2) 检验从所有已标记的点k到其直接连接的未标记的点j的距离,并设置:
dj=min[dj, dk+lkj]
式中,lkj是从点k到j的直接连接距离。
3) 选取下一个点。从所有未标记的结点中,选取dj 中最小的一个i:
di=min[dj, 所有未标记的点j]
点i就被选为最短路径中的一点,并设为已标记的。
4) 找到点i的前一点。从已标记的点中找到直接连接到点i的点j*,作为前一点,设置:i=j*
5) 标记点i。如果所有点已标记,则算法完全推出,否则,记k=i,转到2) 再继续。
*/
//HDE 1548
#include <iostream>
using namespace std;
const int MAX = 200;
const int INF = 0x7FFFFFF;//4字节int最大值
int N,A,B;
int g[MAX+1][MAX+1];//存储图
int hash[MAX+1];//存储是否访问
int path[MAX+1];//存储从源到i的最短路径,及特殊路径
#define min(a,b) a>b?b:a
int Dijkstra ( int beg , int end ) //Dijkstra算法,求beg到end的最短路径长
{
path[beg] = 0;
hash[beg] = false;//源点访问
while ( beg != end )
{
int m = INF, temp;
for ( int i = 1; i <= N; ++ i ) //主要是为了计算path(意思见上),之后选path最小的点设置为已访问
{
if ( g[beg][i] != INF )
path[i] = min ( path[i], path[beg] + g[beg][i] );
if ( m > path[i] && hash[i] )
{
m = path[i];
temp = i;
}
}
beg = temp; //把for求出的上个最短路径点设置为源点
if ( m == INF ) //如果这个源点不到未被访问的点,while结束
break;
hash[beg] = false;//这个源点被访问过
}
if ( path[end] == INF )
return -1;
return path[end];
}
int main ()
{
int i;
int K[MAX+1];
while ( scanf ( "%d", &N) , N )
{
scanf("%d%d" , &A , &B);
//初始化hash path g
for (i = 0; i <= MAX; ++ i )
{
hash[i] = true;
path[i] = INF;
for ( int j = 0; j <= MAX; ++ j )
{
g[i][j] = INF;
}
}
for (i = 1; i <= N; ++ i )
{
scanf ( "%d",&K[i] );
}
for (i = 1; i <= N; ++ i )
{
//根据K,求路,保存在g中,只是路的长度是1,1的时候可以用BFS
if ( i + K[i] <= N )
g[ i ][ i + K[i] ] = 1;
if ( i - K[i] >= 1 )
g[ i ][ i - K[i] ] = 1;
}
cout << Dijkstra ( A, B ) << endl;
}
return 0;
}
Time Limit: 2000/1000 MS (Java/Others) Memory Limit: 65536/32768 K (Java/Others)
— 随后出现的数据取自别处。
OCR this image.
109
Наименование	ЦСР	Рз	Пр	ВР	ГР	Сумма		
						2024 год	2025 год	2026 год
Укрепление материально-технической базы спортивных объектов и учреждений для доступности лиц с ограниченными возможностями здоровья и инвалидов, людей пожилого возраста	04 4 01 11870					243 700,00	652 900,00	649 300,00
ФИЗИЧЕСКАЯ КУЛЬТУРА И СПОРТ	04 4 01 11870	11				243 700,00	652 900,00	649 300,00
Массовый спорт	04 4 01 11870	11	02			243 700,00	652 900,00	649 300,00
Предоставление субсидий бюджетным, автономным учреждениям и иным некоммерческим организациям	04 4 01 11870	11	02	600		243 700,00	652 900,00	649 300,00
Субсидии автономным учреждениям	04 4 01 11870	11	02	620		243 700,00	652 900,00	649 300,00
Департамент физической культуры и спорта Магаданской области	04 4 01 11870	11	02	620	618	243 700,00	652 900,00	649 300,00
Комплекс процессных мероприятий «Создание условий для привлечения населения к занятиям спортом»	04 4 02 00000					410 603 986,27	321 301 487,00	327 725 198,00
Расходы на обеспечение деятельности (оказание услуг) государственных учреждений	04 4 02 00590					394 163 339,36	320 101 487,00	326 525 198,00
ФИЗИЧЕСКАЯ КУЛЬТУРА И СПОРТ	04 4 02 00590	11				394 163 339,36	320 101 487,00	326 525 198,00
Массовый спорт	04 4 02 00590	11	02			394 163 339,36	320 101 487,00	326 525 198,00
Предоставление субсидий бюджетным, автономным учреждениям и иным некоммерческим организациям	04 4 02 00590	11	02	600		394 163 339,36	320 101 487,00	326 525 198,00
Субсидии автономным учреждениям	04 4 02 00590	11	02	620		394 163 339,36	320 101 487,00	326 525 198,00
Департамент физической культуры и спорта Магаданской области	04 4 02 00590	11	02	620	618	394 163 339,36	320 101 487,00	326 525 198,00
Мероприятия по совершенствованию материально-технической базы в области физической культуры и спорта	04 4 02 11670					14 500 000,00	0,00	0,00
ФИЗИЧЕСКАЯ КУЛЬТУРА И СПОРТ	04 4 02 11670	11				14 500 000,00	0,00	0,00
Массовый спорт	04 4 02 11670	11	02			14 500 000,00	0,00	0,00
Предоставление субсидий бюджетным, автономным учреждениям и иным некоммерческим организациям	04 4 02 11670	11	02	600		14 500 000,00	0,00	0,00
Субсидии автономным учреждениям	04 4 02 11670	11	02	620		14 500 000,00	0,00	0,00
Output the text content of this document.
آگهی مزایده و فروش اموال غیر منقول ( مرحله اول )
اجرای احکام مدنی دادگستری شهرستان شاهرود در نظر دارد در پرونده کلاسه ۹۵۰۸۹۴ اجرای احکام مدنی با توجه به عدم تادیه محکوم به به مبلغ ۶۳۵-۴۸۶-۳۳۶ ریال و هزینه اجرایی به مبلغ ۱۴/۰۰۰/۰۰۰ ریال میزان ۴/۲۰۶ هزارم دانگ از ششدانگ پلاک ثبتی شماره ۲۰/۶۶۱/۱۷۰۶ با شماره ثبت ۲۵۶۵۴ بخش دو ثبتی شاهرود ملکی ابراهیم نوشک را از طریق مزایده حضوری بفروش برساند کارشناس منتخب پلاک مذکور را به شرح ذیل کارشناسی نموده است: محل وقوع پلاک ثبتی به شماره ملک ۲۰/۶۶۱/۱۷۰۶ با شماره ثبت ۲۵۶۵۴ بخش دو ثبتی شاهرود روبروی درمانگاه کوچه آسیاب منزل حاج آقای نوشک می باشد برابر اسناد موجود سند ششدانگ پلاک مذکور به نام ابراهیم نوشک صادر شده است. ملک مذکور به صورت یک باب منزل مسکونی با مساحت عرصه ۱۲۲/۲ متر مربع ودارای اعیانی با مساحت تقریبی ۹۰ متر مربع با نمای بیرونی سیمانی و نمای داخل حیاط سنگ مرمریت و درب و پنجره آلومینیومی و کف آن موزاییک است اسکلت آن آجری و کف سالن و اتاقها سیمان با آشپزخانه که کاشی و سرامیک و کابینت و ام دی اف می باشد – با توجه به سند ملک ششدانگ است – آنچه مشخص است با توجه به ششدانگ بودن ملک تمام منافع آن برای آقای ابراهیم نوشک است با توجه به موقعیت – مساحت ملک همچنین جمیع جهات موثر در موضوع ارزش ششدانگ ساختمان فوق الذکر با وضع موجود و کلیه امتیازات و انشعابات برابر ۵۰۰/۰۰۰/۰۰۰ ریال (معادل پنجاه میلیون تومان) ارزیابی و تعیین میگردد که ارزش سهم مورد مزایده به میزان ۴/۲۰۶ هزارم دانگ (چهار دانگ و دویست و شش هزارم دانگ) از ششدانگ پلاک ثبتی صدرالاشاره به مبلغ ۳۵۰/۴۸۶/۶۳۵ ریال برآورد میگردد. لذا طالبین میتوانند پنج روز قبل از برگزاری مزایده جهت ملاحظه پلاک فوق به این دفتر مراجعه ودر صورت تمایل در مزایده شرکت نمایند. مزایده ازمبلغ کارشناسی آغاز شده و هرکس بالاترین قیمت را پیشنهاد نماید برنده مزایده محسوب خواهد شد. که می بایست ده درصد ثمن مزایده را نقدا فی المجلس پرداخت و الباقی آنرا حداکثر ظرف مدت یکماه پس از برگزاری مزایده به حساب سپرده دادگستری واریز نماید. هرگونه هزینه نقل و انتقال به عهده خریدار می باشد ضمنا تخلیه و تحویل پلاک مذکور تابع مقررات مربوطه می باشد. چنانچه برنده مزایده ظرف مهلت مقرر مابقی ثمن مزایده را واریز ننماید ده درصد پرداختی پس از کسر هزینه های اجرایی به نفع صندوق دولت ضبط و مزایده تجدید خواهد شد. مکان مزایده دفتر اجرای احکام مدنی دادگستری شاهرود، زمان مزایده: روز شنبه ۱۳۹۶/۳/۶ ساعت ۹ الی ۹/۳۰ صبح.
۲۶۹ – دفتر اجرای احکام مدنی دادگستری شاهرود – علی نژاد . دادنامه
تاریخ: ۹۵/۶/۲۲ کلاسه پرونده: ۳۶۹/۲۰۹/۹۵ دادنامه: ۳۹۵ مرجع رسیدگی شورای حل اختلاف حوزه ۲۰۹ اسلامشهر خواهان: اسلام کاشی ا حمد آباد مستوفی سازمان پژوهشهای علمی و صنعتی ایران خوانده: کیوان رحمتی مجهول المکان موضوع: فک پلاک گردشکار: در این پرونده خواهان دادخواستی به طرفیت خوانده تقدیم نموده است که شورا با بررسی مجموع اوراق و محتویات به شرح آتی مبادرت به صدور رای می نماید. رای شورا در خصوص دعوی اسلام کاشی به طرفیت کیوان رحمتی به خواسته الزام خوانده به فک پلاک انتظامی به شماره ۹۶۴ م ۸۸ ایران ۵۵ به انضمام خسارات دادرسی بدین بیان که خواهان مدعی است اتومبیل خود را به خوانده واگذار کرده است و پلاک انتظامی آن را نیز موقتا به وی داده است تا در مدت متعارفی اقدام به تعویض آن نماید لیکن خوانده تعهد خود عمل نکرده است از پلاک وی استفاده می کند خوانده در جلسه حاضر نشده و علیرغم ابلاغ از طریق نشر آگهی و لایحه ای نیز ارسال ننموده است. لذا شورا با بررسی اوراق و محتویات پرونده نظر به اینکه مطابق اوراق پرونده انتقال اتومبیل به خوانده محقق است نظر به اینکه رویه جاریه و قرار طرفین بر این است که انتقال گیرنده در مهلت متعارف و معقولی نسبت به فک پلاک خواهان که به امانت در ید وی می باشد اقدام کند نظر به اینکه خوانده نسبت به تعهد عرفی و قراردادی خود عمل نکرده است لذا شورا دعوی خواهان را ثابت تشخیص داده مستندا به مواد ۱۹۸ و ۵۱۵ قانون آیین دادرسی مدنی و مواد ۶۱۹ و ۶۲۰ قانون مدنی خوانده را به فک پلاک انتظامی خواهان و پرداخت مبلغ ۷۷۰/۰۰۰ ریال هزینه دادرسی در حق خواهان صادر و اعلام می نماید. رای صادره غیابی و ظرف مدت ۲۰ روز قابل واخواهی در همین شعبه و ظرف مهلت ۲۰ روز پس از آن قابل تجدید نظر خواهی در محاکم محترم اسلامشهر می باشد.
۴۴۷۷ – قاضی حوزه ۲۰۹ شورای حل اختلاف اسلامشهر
Total Submission(s): 2641 Accepted Submission(s): 944
Problem Description
There is a strange lift.The lift can stop can at every floor as you want, and there is a number Ki(0 <= Ki <= N) on every floor.The lift have just two buttons: up and down.When you at floor i,if you press the button "UP" , you will go up Ki floor,i.e,you will go to the i+Ki th floor,as the same, if you press the button "DOWN" , you will go down Ki floor,i.e,you will go to the i-Ki th floor. Of course, the lift can't go up high than N,and can't go down lower than 1. For example, there is a buliding with 5 floors, and k1 = 3, k2 = 3,k3 = 1,k4 = 2, k5 = 5.Begining from the 1 st floor,you can press the button "UP", and you'll go up to the 4 th floor,and if you press the button "DOWN", the lift can't do it, because it can't go down to the -2 th floor,as you know ,the -2 th floor isn't exist.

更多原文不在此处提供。